6. Invest in water, sewer and broadband infrastructure:
The Interim Final Rule provides that the funds can be to be used in a variety of ways regarding water and sewer infrastructure. Water and wastewater projects are eligible when the project(s) aligns with, and would be eligible for, the Clean Water State Revolving Fund and Drinking Water State Revolving Fund. This includes projects that will upgrade or build facilities and the transmission, distribution, storage and replacement of lead service lines.

Regarding broadband, the Interim Final Rule provides that investment in wireline infrastructure that will provide a 100 Mbps symmetrical standard may be made only in areas that are unserved or underserved, which the Rule defines as an area lacking a wireline connection capable of providing 25/3 Mbps speed. Further, the Rule references other federal funds (Emergency Connection Funds and Emergency Broadband Funds) that can be used to provide assistance to households than cannot afford internet access or require digital literacy.

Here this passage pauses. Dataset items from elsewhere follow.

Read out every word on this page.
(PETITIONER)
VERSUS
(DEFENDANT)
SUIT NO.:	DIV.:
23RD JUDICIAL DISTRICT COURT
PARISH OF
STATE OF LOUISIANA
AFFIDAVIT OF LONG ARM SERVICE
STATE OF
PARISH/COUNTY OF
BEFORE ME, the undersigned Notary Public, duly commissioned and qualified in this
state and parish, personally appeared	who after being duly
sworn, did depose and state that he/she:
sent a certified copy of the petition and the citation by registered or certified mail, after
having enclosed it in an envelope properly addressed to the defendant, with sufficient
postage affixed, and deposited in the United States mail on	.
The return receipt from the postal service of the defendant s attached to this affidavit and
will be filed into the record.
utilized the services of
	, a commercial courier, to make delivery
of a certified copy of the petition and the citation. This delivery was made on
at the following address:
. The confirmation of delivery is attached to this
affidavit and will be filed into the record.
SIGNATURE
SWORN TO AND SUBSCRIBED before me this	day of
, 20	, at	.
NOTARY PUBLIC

States, territories, counties, metropolitan cities or Tribal governments should request their funds directly from the Treasury Department using the Treasury Submission Portal. More information on the Interim Rule, including allocation amounts for all except NEUs can be found here.

Disclaimer: BB&K Legal Alerts are not intended as legal advice. Additional facts, facts specific to your situation or future developments may affect subjects contained herein. Seek the advice of an attorney before acting or relying upon any information herein.